A bunch of jumbled thoughts and not much time or ambition to write on here now a days. Not sure what this post is or how it will come out but like I said, just a bunch of jumble!

Sir and I haven’t really the time to play and prep for more serious and intense play, we haven’t had for quite some time! Too long really. There are short sessions and some spanking but being pushed into subspace and maintaining it for any real length of time has been just a distant memory.

I don’t know about you all but the more often I can do it the more quickly I can fall back into it. The longer in between of course the more build up and prep I need to get into the proper mindset. Basically when I am operating on the submissive side of the road I can *fall* into subspace very quickly, the mind is a very powerful thing and I have been trained 😉 to respond on cue.

When I am operating on the dominant side of the road however I require a lot more *push* before I hit any sort of threshold, play wise. Think the 18 gears of a semi truck ….

Lately real life has had me in dominant mode without stop for some time, my mind and body are linked of course and so the shifting of gears is definitely what I need first (I’m just referring to impact play here but it does relate to all aspects really), this means longer and more intense play to break through the every day and into the calm of subspace. When you always have a house full or an issue to deal with the odds are against you!

Anyway, we finally got a short time to play this weekend and I finally did get some respite but in order to get there the play was a bit more hurried and as a result I am left with many dark marks that I don’t normally sport. Although I like it intense we have found that between the skin care routine I have and a few other tricks to add intensity of feeling without force and a proper warm up!!! very important – I can normally play very intensely for hours and really have very few if any lasting marks! Once the redness and puffiness goes down the marks tend to be practically non-existent or fade very quickly.

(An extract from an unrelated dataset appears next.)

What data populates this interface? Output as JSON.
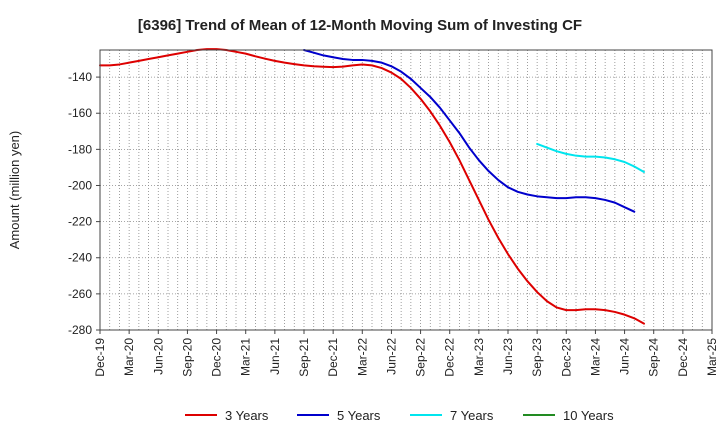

Although hurrying through gave me the mental break I wanted it left too much damage behind and now the Bear will not take the chance of doing any real damage ….. so the normal ‘5 minutes’ have been put on hold! UGH!

On the bright side, even though I have been crazy busy and not feeling well (caught a bug) the Bear hasn’t eased up at all on expectations, as a matter of fact He changed some to suit the new schedule and added some to boot! 😀 Yesterday especially I kind of tested Him to see if He would let it slide because I really had NO ENERGY left at the end of the day, and really my mind wasn’t focused. He had none of that, He held fast and followed through. You’d think that might just add to my stress and make things worse but it didn’t.

Even though the fun play and spankings might not be on the agenda holding fast to the ‘rules’ helps to put my mind back where I like it. Adding to an already hectic schedule didn’t stress me, it calms me and the few new toys and subsequent submissive triggers He learned are certainly playing on my mind and I’m forever connected wondering if and when He’ll use them! *chuckle*

Now to go mind these marks and see if they are ‘passable’ yet!! 😛

Happy Hump Day!

Hope my next play date is a bit closer than the last!